Hey, I'm looking to cut lots of treated pine sleepers down to size for a variety of edging around the garden/small retaining walls but I'm unsure the best way to cut them.
I tried cutting 75mm with the 18v AEG 165mm circular saw and it cut out half way through a cut (and the wood smelt like it was burning). Would a bigger circular saw do the trick or is it the wrong kind of saw all together?
The sleepers might have been a bit damp perhaps contributing?
Welcome to the Bunnings Workshop community @glennt. It's fabulous to have you join us and many thanks for your question.
The AEG 18V 165mm Li-Ion Cordless Circular Saw has a cutting capacity of 50mm thick at 90°. If you were cutting 75mm thick timber then that is most likely why the unit was cutting out. The burning of the timber is probably because the machine was working at a lower RPM due to 75mm being overcapacity.

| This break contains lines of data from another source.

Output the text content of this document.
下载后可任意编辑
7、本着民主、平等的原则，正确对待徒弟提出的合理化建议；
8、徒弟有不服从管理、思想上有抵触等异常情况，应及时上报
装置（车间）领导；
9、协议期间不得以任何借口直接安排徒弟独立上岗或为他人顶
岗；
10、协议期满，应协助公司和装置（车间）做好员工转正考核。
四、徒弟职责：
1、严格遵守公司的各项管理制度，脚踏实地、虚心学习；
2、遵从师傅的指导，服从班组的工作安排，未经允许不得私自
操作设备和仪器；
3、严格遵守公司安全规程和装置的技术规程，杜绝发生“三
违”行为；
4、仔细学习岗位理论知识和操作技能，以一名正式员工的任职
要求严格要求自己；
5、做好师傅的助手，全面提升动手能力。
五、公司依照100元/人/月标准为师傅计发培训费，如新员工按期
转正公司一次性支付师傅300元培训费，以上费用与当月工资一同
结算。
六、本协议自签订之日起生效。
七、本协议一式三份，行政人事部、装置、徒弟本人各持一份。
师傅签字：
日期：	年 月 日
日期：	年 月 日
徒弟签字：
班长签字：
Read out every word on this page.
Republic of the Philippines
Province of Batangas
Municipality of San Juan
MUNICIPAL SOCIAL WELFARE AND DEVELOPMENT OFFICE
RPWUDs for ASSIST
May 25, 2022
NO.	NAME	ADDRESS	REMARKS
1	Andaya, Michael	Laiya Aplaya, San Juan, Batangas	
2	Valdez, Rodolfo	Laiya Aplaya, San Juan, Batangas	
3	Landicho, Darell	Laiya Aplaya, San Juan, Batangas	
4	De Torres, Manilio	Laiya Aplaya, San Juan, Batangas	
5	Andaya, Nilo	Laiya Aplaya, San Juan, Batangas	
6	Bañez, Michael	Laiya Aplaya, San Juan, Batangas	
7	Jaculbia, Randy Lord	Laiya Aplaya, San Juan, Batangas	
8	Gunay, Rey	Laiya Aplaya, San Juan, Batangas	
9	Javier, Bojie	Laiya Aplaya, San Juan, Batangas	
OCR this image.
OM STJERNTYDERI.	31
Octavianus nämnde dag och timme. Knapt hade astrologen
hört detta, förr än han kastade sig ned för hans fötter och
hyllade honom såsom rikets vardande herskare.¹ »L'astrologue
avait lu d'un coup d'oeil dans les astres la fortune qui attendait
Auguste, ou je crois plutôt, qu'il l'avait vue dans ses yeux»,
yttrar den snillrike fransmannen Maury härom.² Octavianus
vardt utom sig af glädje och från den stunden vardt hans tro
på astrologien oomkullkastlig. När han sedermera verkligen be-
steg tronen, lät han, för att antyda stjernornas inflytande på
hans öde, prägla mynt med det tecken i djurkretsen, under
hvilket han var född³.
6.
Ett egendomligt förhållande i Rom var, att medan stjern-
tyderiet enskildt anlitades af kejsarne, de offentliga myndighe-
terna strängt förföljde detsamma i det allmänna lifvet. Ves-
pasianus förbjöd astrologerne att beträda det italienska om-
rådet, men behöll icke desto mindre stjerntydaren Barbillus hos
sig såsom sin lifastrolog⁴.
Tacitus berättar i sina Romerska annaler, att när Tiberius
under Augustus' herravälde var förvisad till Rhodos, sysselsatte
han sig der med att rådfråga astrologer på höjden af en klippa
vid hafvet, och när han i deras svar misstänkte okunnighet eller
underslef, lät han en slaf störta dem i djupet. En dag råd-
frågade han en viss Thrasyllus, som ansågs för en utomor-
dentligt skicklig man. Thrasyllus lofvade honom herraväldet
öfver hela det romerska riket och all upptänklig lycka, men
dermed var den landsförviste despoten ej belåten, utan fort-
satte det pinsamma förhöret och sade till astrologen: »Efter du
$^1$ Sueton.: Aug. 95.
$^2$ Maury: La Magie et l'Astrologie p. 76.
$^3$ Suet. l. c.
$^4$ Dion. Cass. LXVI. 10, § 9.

If you need to do lots of cuts then a 240V circular saw will certainly cope better with the job. You'll note than even the 240V units generally only get up to a 65mm cut depth and you might need to cut both sides of the slab to achieve 75mm cuts. You could also try this with your circular saw. Drop the depth guard to 37.5mm and try cutting from both sides.
The most budget-friendly machine that has a full-depth cutting capacity of 75mm is the Ozito 254mm (10") 2100W Double Bevel Sliding Compound Mitre Saw.
We look forward to hearing more about your edging and retaining wall project. We'd encourage you to let us know if you need further assistance or would like to share your results with us.
Appreciate the reply and help Mitchell!
I mistyped in my original post, the sleepers I am trying to cut down are 50mm and not 75mm as originally stated. I did try adjusting the depth and while it was better, it did still cut out and definitely felt like I was pushing the saw past its comfort zone.
I referred back to a Bunnings how-to video I had seen where it appears the 18v 165mm AEG is cutting through the sleeper quickly and easily, and even in its own promo picture (https://www.bunnings.com.au/aeg-18v-165mm-li-ion-cordless-circular-saw-skin-only_p6230112).
I shall give it a few more goes as I'm sure there is some technique involved I haven't got close to mastering! Cheers.
Just a thought, how are you supporting the timber when cutting. If cutting between 2 supports the sleeper will close in on the blade jamming it. You need to support one side so the weight opens the cut. Just a thought.
I setup the sleeper on the ground supported by some bigger offcuts so that the piece being cut off would fall to the ground so hopefully no pinching is occurring there.
This is just a 6ah battery (tried both the force and pro version) I have on hand.
Is it worth picking up a new blade more suited to cutting sleepers, opposed to the included blade?
I've just made contact with AEG technical assistance to discuss your issue. They have advised that the saw out of the box with a 6Ah battery should be more than capable of cutting through a 50mm sleeper without cutting in and out. If you continue to have issues then I would suggest taking the saw in with your proof of purchase to one of our stores. The team will then send the unit off to be assessed at an authorised repairer to see if there is a fault with it.
Please let me know if you require any assistance with this process.
Ahh, thanks for the info @MitchellMc! I'll give it a few more goes then take it in if it's still not cutting it — pardon the pun.
"This is just a 6ah battery"
I know the world is turning to batteries, but I'm still resisting it.
Is amp hours indicative of power or longevity?
I have seen tradesman with battery powered circular saws - and they always seem to be struggling and you can hear the saw slow down as it progresses through the wood. Some of this wood is only 35mm thick.
Amp-hours is used to typically describe the run time on a unit. I have been made aware lately after viewing side-by-side comparisons that amp-hour can also affect the power of the unit. For instance, if you a drilling 30mm hole in hardwood with an 18volt drill and using a 1.5AH battery it might cut out or struggle to drill through. A 5AH battery might have no issues with this same job.